K-Fold Cross Validation Example Using Sklean

At the end of the day, machine learning models are used to make predictions on data for which we don’t already have the answer. For example, this could take the form of a recommender system that tries to predict whether the user will like the song or product.

When developing a model, we have to be very cautious not to overfit to our training data. In other words, we have to ensure that the model is capturing the underlying pattern as opposed to simply memorizing the data. Ergo, before using a model in production, it’s imperative that we check how it handles unforeseen data. This is typically done by splitting the data into two subsets, one for training and the other to test the accuracy of the model.

Certain machine learning algorithms rely on hyperparameters. In essence, a hyperparameter is a variable set by the user that dictates how the algorithm behaves. Some examples of hyperparameters are step size in gradient descent and alpha in ridge regression. There is no one size fits all when it comes to hyperparameters. A data scientist must try to determine the optimal hyperparameter values through trial and error. We call this process hyperparameter tuning.

Unfortunately, if we constantly use the test set to measure the performance of our model for different hyperparameter values, our model will develop an affinity for the data inside of the test set. In other words, knowledge about the test set can leak into the model and evaluation metrics no longer reflect generalized performance.

To solve this problem, we can break up the data further (i.e. validation, training and test sets). The training proceeds on the training set, after which evaluation is done on the validation set, and when we are satisfied with the results, the final evaluation can be performed on the test set.

However, by partitioning the available data into three sets, we drastically reduce the number of samples which can be used for training the model. In addition, the results can depend on a particular random choice of samples. For instance, say we built a model that tried to classify hand written digits, we could end up with a scenario in which our training set contained very little samples for the number 7.
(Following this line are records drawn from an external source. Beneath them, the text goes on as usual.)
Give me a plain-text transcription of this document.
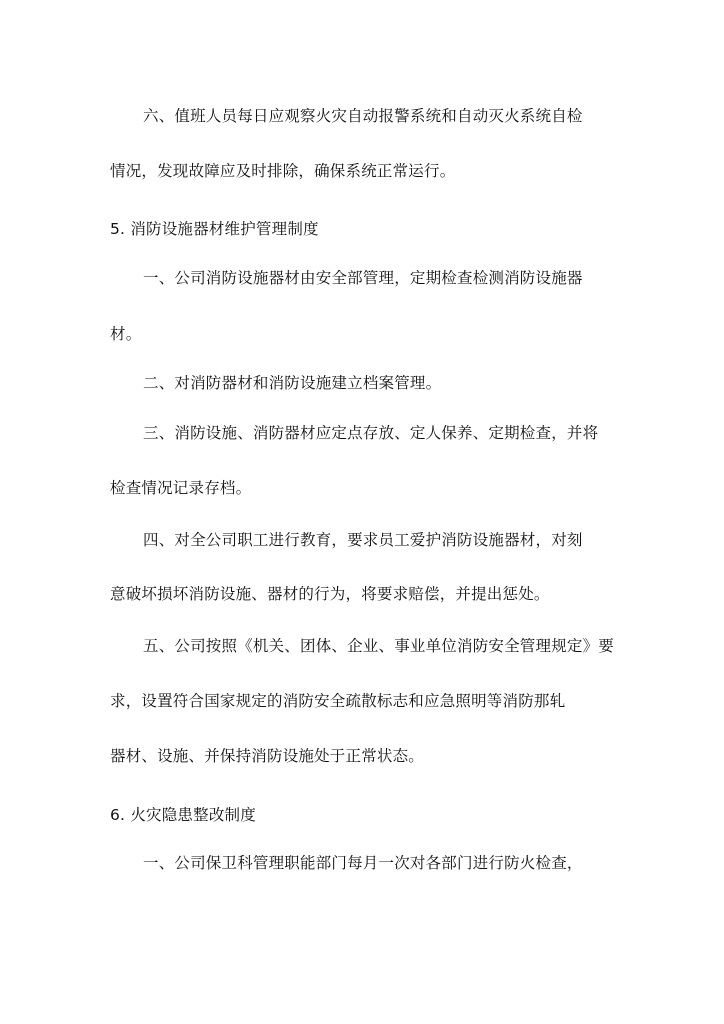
六、值班人员每日应观察火灾自动报警系统和自动灭火系统自检
情况，发现故障应及时排除，确保系统正常运行。
5. 消防设施器材维护管理制度
一、公司消防设施器材由安全部管理，定期检查检测消防设施器
材。
二、对消防器材和消防设施建立档案管理。
三、消防设施、消防器材应定点存放、定人保养、定期检查，并将
检查情况记录存档。
四、对全公司职工进行教育，要求员工爱护消防设施器材，对刻
意破坏损坏消防设施、器材的行为，将要求赔偿，并提出惩处。
五、公司按照《机关、团体、企业、事业单位消防安全管理规定》要
求，设置符合国家规定的消防安全疏散标志和应急照明等消防那轧
器材、设施、并保持消防设施处于正常状态。
6. 火灾隐患整改制度
一、公司保卫科管理职能部门每月一次对各部门进行防火检查，
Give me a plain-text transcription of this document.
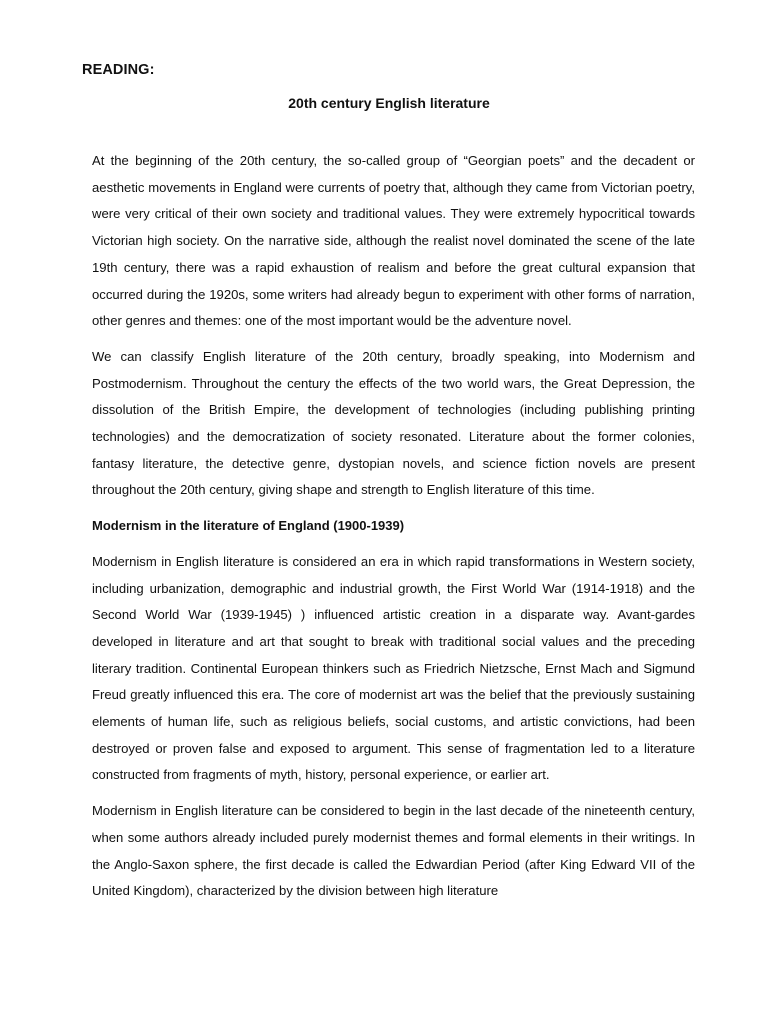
READING:
20th century English literature

At the beginning of the 20th century, the so-called group of “Georgian poets” and the decadent or aesthetic movements in England were currents of poetry that, although they came from Victorian poetry, were very critical of their own society and traditional values. They were extremely hypocritical towards Victorian high society. On the narrative side, although the realist novel dominated the scene of the late 19th century, there was a rapid exhaustion of realism and before the great cultural expansion that occurred during the 1920s, some writers had already begun to experiment with other forms of narration, other genres and themes: one of the most important would be the adventure novel.

We can classify English literature of the 20th century, broadly speaking, into Modernism and Postmodernism. Throughout the century the effects of the two world wars, the Great Depression, the dissolution of the British Empire, the development of technologies (including publishing printing technologies) and the democratization of society resonated. Literature about the former colonies, fantasy literature, the detective genre, dystopian novels, and science fiction novels are present throughout the 20th century, giving shape and strength to English literature of this time.

Modernism in the literature of England (1900-1939)

Modernism in English literature is considered an era in which rapid transformations in Western society, including urbanization, demographic and industrial growth, the First World War (1914-1918) and the Second World War (1939-1945) ) influenced artistic creation in a disparate way. Avant-gardes developed in literature and art that sought to break with traditional social values and the preceding literary tradition. Continental European thinkers such as Friedrich Nietzsche, Ernst Mach and Sigmund Freud greatly influenced this era. The core of modernist art was the belief that the previously sustaining elements of human life, such as religious beliefs, social customs, and artistic convictions, had been destroyed or proven false and exposed to argument. This sense of fragmentation led to a literature constructed from fragments of myth, history, personal experience, or earlier art.

Modernism in English literature can be considered to begin in the last decade of the nineteenth century, when some authors already included purely modernist themes and formal elements in their writings. In the Anglo-Saxon sphere, the first decade is called the Edwardian Period (after King Edward VII of the United Kingdom), characterized by the division between high literature
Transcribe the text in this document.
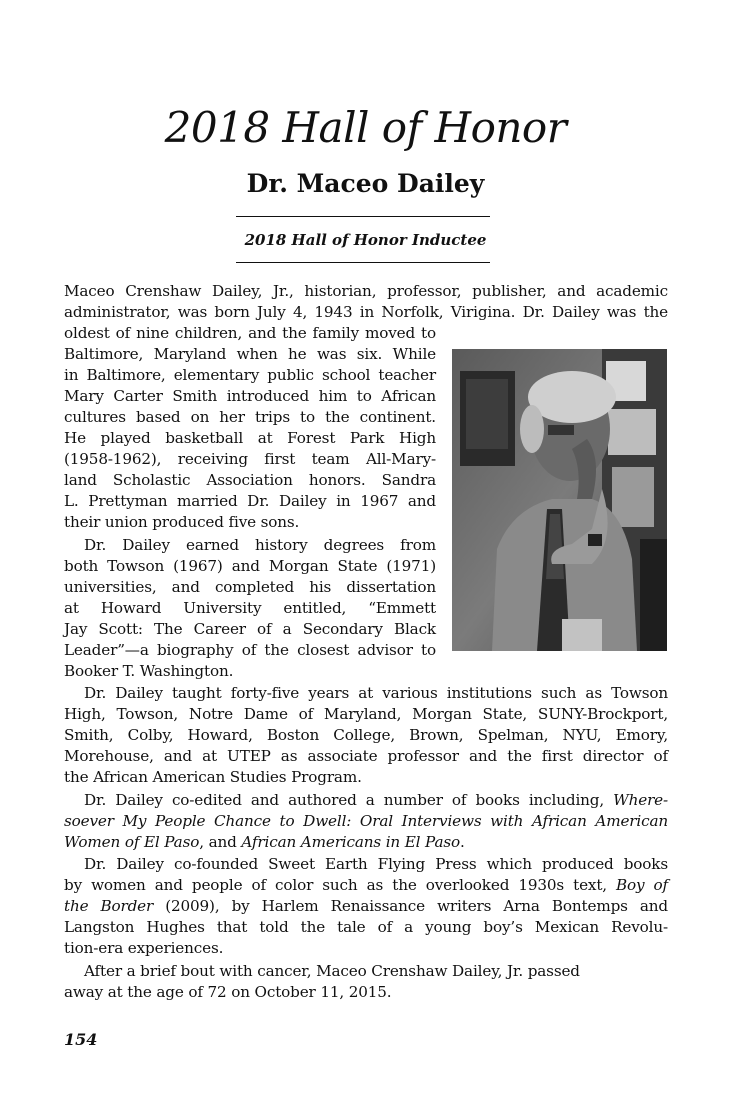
2018 Hall of Honor
Dr. Maceo Dailey
2018 Hall of Honor Inductee
Maceo Crenshaw Dailey, Jr., historian, professor, publisher, and academic
administrator, was born July 4, 1943 in Norfolk, Virigina. Dr. Dailey was the
oldest of nine children, and the family moved to
Baltimore, Maryland when he was six. While
in Baltimore, elementary public school teacher
Mary Carter Smith introduced him to African
cultures based on her trips to the continent.
He played basketball at Forest Park High
(1958-1962), receiving first team All-Mary-
land Scholastic Association honors. Sandra
L. Prettyman married Dr. Dailey in 1967 and
their union produced five sons.
Dr. Dailey earned history degrees from
both Towson (1967) and Morgan State (1971)
universities, and completed his dissertation
at Howard University entitled, “Emmett
Jay Scott: The Career of a Secondary Black
Leader”—a biography of the closest advisor to
Booker T. Washington.
Dr. Dailey taught forty-five years at various institutions such as Towson
High, Towson, Notre Dame of Maryland, Morgan State, SUNY-Brockport,
Smith, Colby, Howard, Boston College, Brown, Spelman, NYU, Emory,
Morehouse, and at UTEP as associate professor and the first director of
the African American Studies Program.
Dr. Dailey co-edited and authored a number of books including, Where-
soever My People Chance to Dwell: Oral Interviews with African American
Women of El Paso, and African Americans in El Paso.
Dr. Dailey co-founded Sweet Earth Flying Press which produced books
by women and people of color such as the overlooked 1930s text, Boy of
the Border (2009), by Harlem Renaissance writers Arna Bontemps and
Langston Hughes that told the tale of a young boy’s Mexican Revolu-
tion-era experiences.
After a brief bout with cancer, Maceo Crenshaw Dailey, Jr. passed
away at the age of 72 on October 11, 2015.
154
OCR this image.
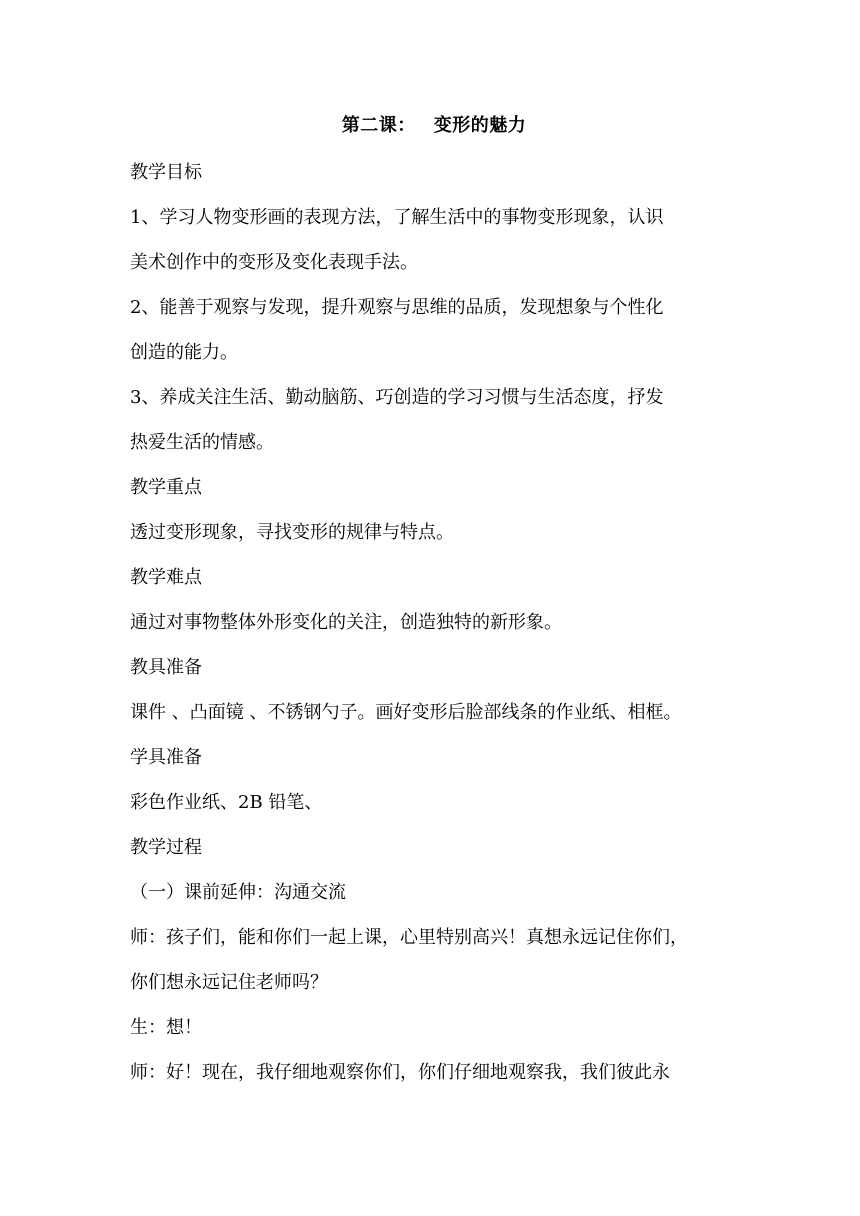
第二课： 变形的魅力

教学目标

1、学习人物变形画的表现方法，了解生活中的事物变形现象，认识

美术创作中的变形及变化表现手法。

2、能善于观察与发现，提升观察与思维的品质，发现想象与个性化

创造的能力。

3、养成关注生活、勤动脑筋、巧创造的学习习惯与生活态度，抒发

热爱生活的情感。

教学重点

透过变形现象，寻找变形的规律与特点。

教学难点

通过对事物整体外形变化的关注，创造独特的新形象。

教具准备

课件 、凸面镜 、不锈钢勺子。画好变形后脸部线条的作业纸、相框。

学具准备

彩色作业纸、2B 铅笔、

教学过程

（一）课前延伸：沟通交流

师：孩子们，能和你们一起上课，心里特别高兴！真想永远记住你们，

你们想永远记住老师吗？

生：想！

师：好！现在，我仔细地观察你们，你们仔细地观察我，我们彼此永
A solution to these issues is a procedure called cross-validation. In cross validation, a test set is still put off to the side for final evaluation, but the validation set is no longer needed. There are multiple kinds of cross validation, the most commonly of which is called k-fold cross validation. In k-fold cross validation, the training set is split into k smaller sets (or folds). The model is then trained using k-1 of the folds and the last one is used as the validation set to compute a performance measure such as accuracy.

Let’s take a look at an example. For the proceeding example, we’ll be using the Boston house prices dataset.

To start, import all the necessary libraries.

from sklearn.datasets import load_boston  
from sklearn.linear_model import RidgeCV  
from sklearn.model_selection import train_test_split  
import numpy as np  
import pandas as pd  
from matplotlib import pyplot as plt

Next, we’ll use sklearn to import the features and labels for our data.

boston = load_boston()

boston_features = pd.DataFrame(boston.data, columns=boston.feature_names)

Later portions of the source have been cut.